Quando ci si approccia a questo fantastico universo nemmeno ci si pongono tutti questi problemi: il software c’è già, qualcuno l’ha realizzato e noi ne godiamo i frutti. Come? Pagandolo naturalmente: il software viene venduto e… ha un prezzo! Questa concezione cambiò radicalmente quando nelle mie mani finì un dischetto “strano”. Un fish disk … gratuito!
Già, perché fino ad allora gli unici programmi che erano “gratuiti” erano di due tipi: quelli che aveva prestato l’amico smanettone di turno (e immediamente copiati; tipica mentalità degli anni ’80, complice l’assenza di adeguata legislazione in materia), oppure quelli che arrivavano dal più vicino Niwa Point (negozio di hardware che era anche specializzato nel “fornire” copie).
Fu quindi una meraviglia scoprire che qualcuno metteva a disposizione dei dischi con programmi liberamente utilizzabili, senza pagare un centesimo (anzi, una lira ai tempi) o, al più, facendosi pagare i costi (irrisori) per la sola riproduzione e la spedizione.
Questo personaggio si chiamava Fred Fish (nella foto è a sinistra; a destra invece c’è un mostro sacro, una divinità venerata dagli amighisti, Dave Haynie) e in breve tempo divenne un’icona della comunità Amiga. Era un programmatore e ha anche collaborato al progetto dello GNU Debugger, ma ha speso buona parte della sua vita alla promozione e distribuzione di software gratuito e/o libero.
Già, il software gratuito e/o libero. Oggi termini come software libero e licenza sono ben noti e diffusi, ma in un’epoca in cui la norma era rappresentata dal dischetto da comprare (per chi aveva l’onestà di farlo) e infilare nel computer l’avvento del software gratuito (addirittura a volte corredato dai sorgenti) era decisamente un’anomalia, qualcosa fuori dal comune.

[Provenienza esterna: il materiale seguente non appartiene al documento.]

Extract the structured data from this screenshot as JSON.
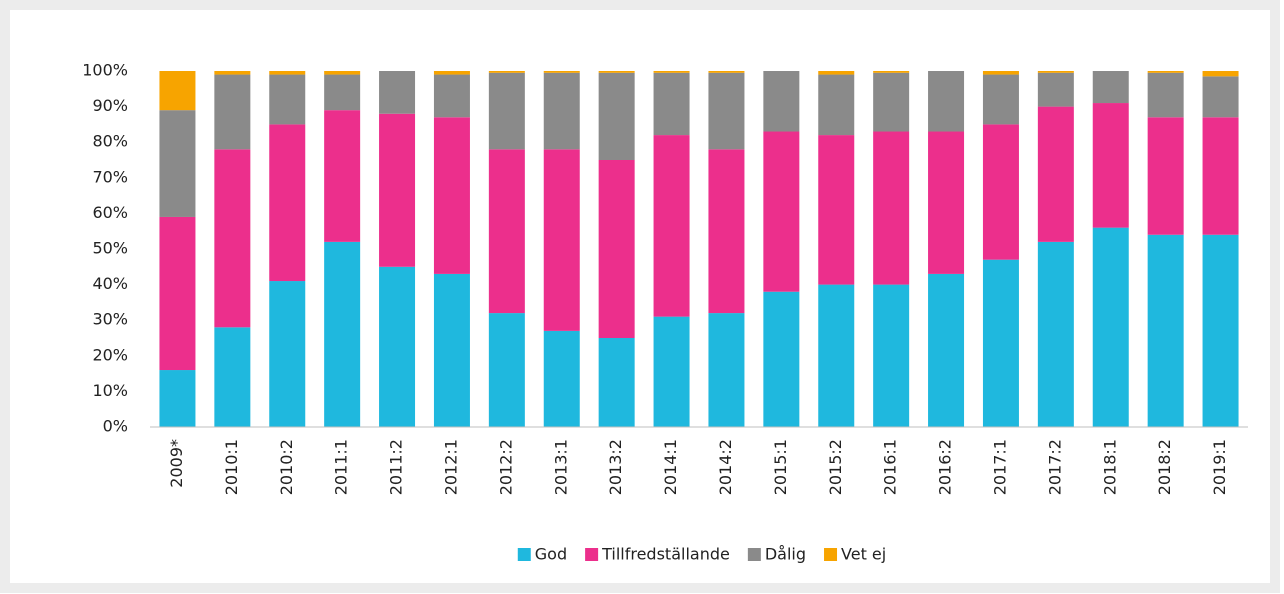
{
  "chart_data": {
    "type": "stacked_bar",
    "categories": [
      "2009*",
      "2010:1",
      "2010:2",
      "2011:1",
      "2011:2",
      "2012:1",
      "2012:2",
      "2013:1",
      "2013:2",
      "2014:1",
      "2014:2",
      "2015:1",
      "2015:2",
      "2016:1",
      "2016:2",
      "2017:1",
      "2017:2",
      "2018:1",
      "2018:2",
      "2019:1"
    ],
    "series": [
      {
        "name": "God",
        "color": "#1fb8de",
        "values": [
          16,
          28,
          41,
          52,
          45,
          43,
          32,
          27,
          25,
          31,
          32,
          38,
          40,
          40,
          43,
          47,
          52,
          56,
          54,
          54
        ]
      },
      {
        "name": "Tillfredställande",
        "color": "#ec2f8c",
        "values": [
          43,
          50,
          44,
          37,
          43,
          44,
          46,
          51,
          50,
          51,
          46,
          45,
          42,
          43,
          40,
          38,
          38,
          35,
          33,
          33
        ]
      },
      {
        "name": "Dålig",
        "color": "#8a8a8a",
        "values": [
          30,
          21,
          14,
          10,
          12,
          12,
          21.5,
          21.5,
          24.5,
          17.5,
          21.5,
          17,
          17,
          16.5,
          17,
          14,
          9.5,
          9,
          12.5,
          11.5
        ]
      },
      {
        "name": "Vet ej",
        "color": "#f7a400",
        "values": [
          11,
          1,
          1,
          1,
          0,
          1,
          0.5,
          0.5,
          0.5,
          0.5,
          0.5,
          0,
          1,
          0.5,
          0,
          1,
          0.5,
          0,
          0.5,
          1.5
        ]
      }
    ],
    "ylim": [
      0,
      100
    ],
    "yticks": [
      {
        "value": 0,
        "label": "0%"
      },
      {
        "value": 10,
        "label": "10%"
      },
      {
        "value": 20,
        "label": "20%"
      },
      {
        "value": 30,
        "label": "30%"
      },
      {
        "value": 40,
        "label": "40%"
      },
      {
        "value": 50,
        "label": "50%"
      },
      {
        "value": 60,
        "label": "60%"
      },
      {
        "value": 70,
        "label": "70%"
      },
      {
        "value": 80,
        "label": "80%"
      },
      {
        "value": 90,
        "label": "90%"
      },
      {
        "value": 100,
        "label": "100%"
      }
    ],
    "legend": "bottom"
  }
}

Sì, perché c’era gente che rilasciava il proprio lavoro senza chiedere nulla in cambio; al limite di venire citato se veniva riutilizzato da qualcun altro, oppure ne continuava a detenere il copyright. Di questi programmi spiccavano sicuramente quelli che venivano chiamati public domain che non ponevano alcuna restrizione al loro utilizzo: potevano essere copiati, ma anche modificati, inclusi nelle proprie applicazioni e addirittura venduti senza alcun limite.
Software realmente libero, appunto, e non a caso, perché oggi per software libero s’intende generalmente quello che sottostà alle quattro “libertà fondamentali“ (formulate da Richard Stallman della Free Software Foundation) che, però, ad un’attenta lettura, tanto libere non sono, visto che prevedono degli obblighi.
In ogni caso e comunque la si voglia pensare (dato il tema particolarmente “caldo” e “sentito” chi gravita nel mondo dell’informatica si sarà fatto una sua idea in merito), grazie ai fish disk la comunità Amiga venne a contatto con un’altra tipologia di distribuzione del software che fu particolarmente apprezzata e che tanti proseliti ha fatto.
Fred è morto lo scorso anno, ma ha lasciato un’impronta indelebile nella storia dell’informatica e un posto d’onore nel cuore dei tanti affezionati che ancora oggi continuano a sentirsi amighisti. Grazie Fred.